Sackgasse Privatisierung

GEW für Rekommunalisierung der Schulreinigung

HLZ 11/2021: GEW-Landesdelegiertenversammlung

In der HLZ 9-10/2021 beschrieb GEW-Referent Kai Eicker-Wolf die Folgen der Privatisierung der Schulreinigung. In der Diskussion des GEW-Landesvorstands über einen entsprechenden Antrag wurde deutlich, dass das Thema nicht nur für die Schulen, sondern auch für Hochschulen und andere Bildungseinrichtungen von großer Relevanz ist. Die GEW Hessen beschloss das folgende Grundsatzpapier mit der Forderung nach einer Rekommunalisierung der Schulreinigung und wird sich auch an einer geplanten Kampagne des DGB für eine Rückführung von Einrichtungen der Daseinsvorsorge in die öffentliche Verantwortung beteiligen.

Mit dem Ausbruch der Corona-Krise ist die hygienische Situation in den Schulen in den Mittelpunkt der medialen Aufmerksamkeit gerückt.
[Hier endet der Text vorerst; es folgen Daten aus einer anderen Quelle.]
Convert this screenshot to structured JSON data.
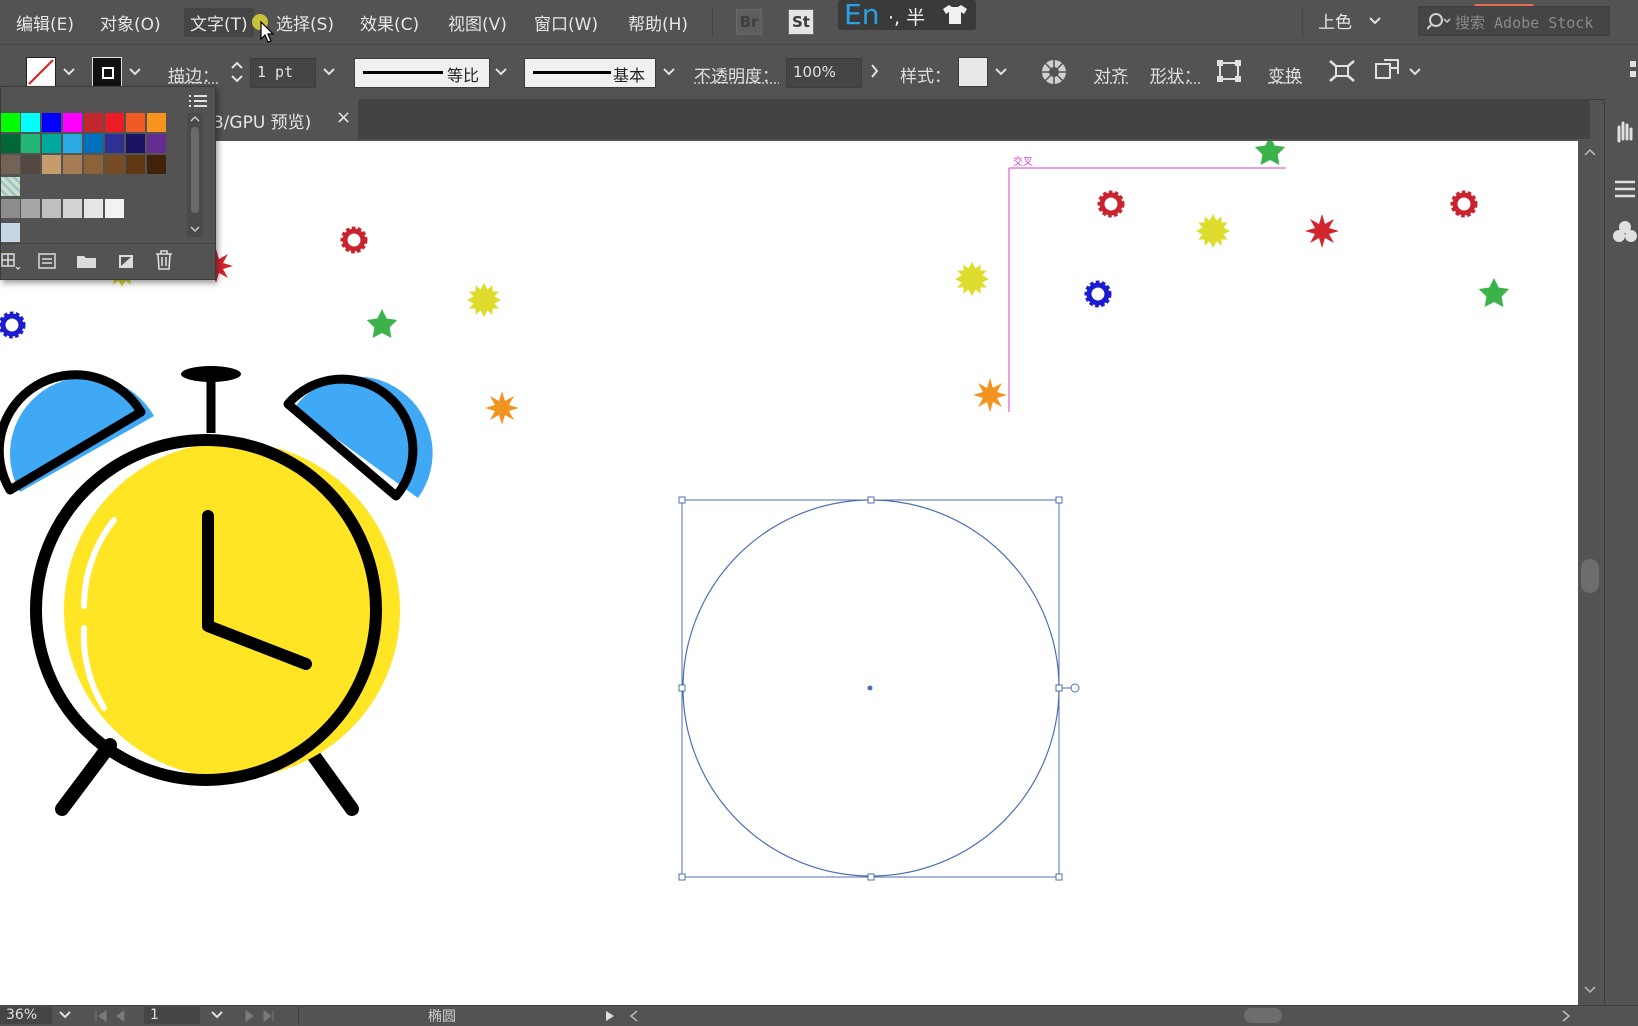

Die meisten Schulträger haben darauf reagiert – mit Seife, Papierhandtüchern, Desinfektionsmittel, zusätzlichem Geld für Reparaturen der Sanitäranlagen und Präsenz-Reinigungskräften für Schultoiletten.
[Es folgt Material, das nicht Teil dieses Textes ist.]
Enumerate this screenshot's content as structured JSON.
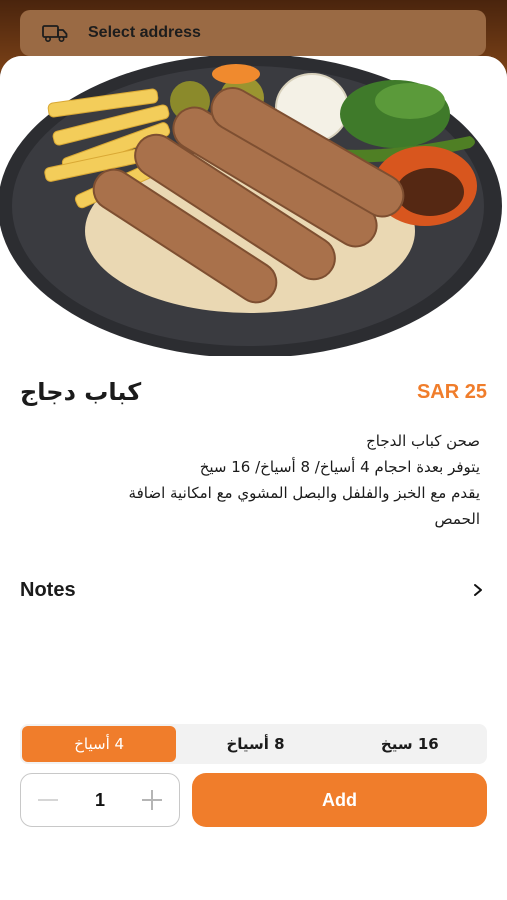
{
  "header": {
    "address_label": "Select address",
    "icon": "truck-icon"
  },
  "product": {
    "image_icon": "food-photo",
    "name": "كباب دجاج",
    "price": "SAR 25",
    "description_lines": [
      "صحن كباب الدجاج",
      "يتوفر بعدة احجام 4 أسياخ/ 8 أسياخ/ 16 سيخ",
      "يقدم مع الخبز والفلفل والبصل المشوي مع امكانية اضافة",
      "الحمص"
    ]
  },
  "notes": {
    "label": "Notes",
    "icon": "chevron-right-icon"
  },
  "sizes": {
    "options": [
      "4 أسياخ",
      "8 أسياخ",
      "16 سيخ"
    ],
    "selected_index": 0
  },
  "cart": {
    "quantity": "1",
    "add_label": "Add"
  },
  "colors": {
    "accent": "#f07d2b",
    "header_bg": "#5a2e12"
  }
}
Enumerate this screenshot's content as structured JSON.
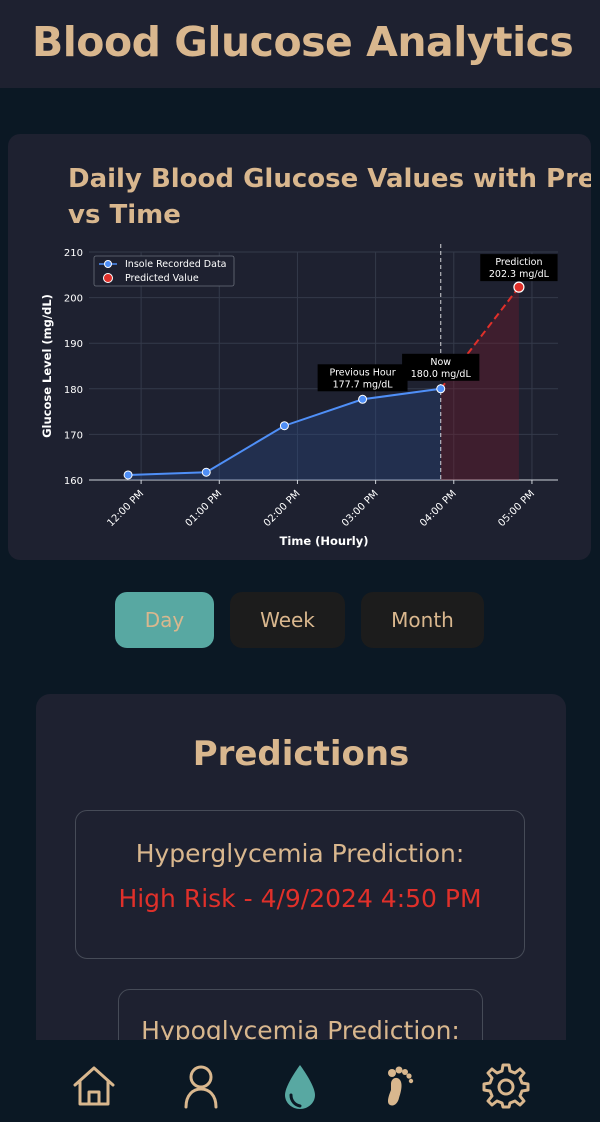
{
  "header": {
    "title": "Blood Glucose Analytics"
  },
  "chart_data": {
    "type": "line",
    "title": "Daily Blood Glucose Values with Prediction vs Time",
    "xlabel": "Time (Hourly)",
    "ylabel": "Glucose Level (mg/dL)",
    "ylim": [
      160,
      210
    ],
    "yticks": [
      160,
      170,
      180,
      190,
      200,
      210
    ],
    "xticks": [
      "12:00 PM",
      "01:00 PM",
      "02:00 PM",
      "03:00 PM",
      "04:00 PM",
      "05:00 PM"
    ],
    "grid": true,
    "legend_position": "top-left",
    "series": [
      {
        "name": "Insole Recorded Data",
        "color": "#4f8ff7",
        "x": [
          "11:50 AM",
          "12:50 PM",
          "01:50 PM",
          "02:50 PM",
          "03:50 PM"
        ],
        "y": [
          161.1,
          161.7,
          171.9,
          177.7,
          180.0
        ]
      },
      {
        "name": "Predicted Value",
        "color": "#e0302a",
        "x": [
          "03:50 PM",
          "04:50 PM"
        ],
        "y": [
          180.0,
          202.3
        ]
      }
    ],
    "now_marker": "03:50 PM",
    "annotations": [
      {
        "title": "Previous Hour",
        "text": "177.7 mg/dL"
      },
      {
        "title": "Now",
        "text": "180.0 mg/dL"
      },
      {
        "title": "Prediction",
        "text": "202.3 mg/dL"
      }
    ]
  },
  "range_tabs": [
    {
      "label": "Day",
      "active": true
    },
    {
      "label": "Week",
      "active": false
    },
    {
      "label": "Month",
      "active": false
    }
  ],
  "predictions": {
    "title": "Predictions",
    "hyper": {
      "label": "Hyperglycemia Prediction:",
      "value": "High Risk - 4/9/2024 4:50 PM"
    },
    "hypo": {
      "label": "Hypoglycemia Prediction:"
    }
  },
  "nav": {
    "items": [
      {
        "icon": "home-icon"
      },
      {
        "icon": "profile-icon"
      },
      {
        "icon": "glucose-drop-icon",
        "active": true
      },
      {
        "icon": "footprint-icon"
      },
      {
        "icon": "settings-gear-icon"
      }
    ]
  }
}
Das Problem von unsauberen Schulen ist allerdings schon vor Ausbruch der Corona-Pandemie in der öffentlichen Berichterstattung präsent gewesen – und dieses Problem verlangt langfristig angelegte Lösungen. So wurde in den vergangenen Jahren immer wieder darüber berichtet, dass Kinder aufgrund von Hygienemängeln den Gang auf die Schultoilette scheuen. Bauliche und hygienische Unzulänglichkeiten gehen hier häufig Hand in Hand. Dabei sind verdreckte und stinkende Schultoiletten nur die Spitze des Eisbergs, denn Klagen über eine unzureichende Reinigung waren und sind auch mit Blick auf Klassen- und Lehrerzimmer oder Sporthallen zu hören. Wie groß das Problem ist, zeigt eine bundesweite und repräsentative Umfrage im Auftrag der GEW aus dem vergangenen Jahr, die auch Ergebnisse für die einzelnen Bundesländer enthält. Gut 70 Prozent der Befragten in Hessen teilten die Einschätzung, dass die hygienische Grundausstattung an Schulen vor der Corona-Pandemie durch die Politik vernachlässigt wurde. Und 80 Prozent sind der Auffassung, dass die hessischen Schulen auch über die Pandemie hinaus stärker auf die hygienischen Grundvoraussetzungen achten sollten.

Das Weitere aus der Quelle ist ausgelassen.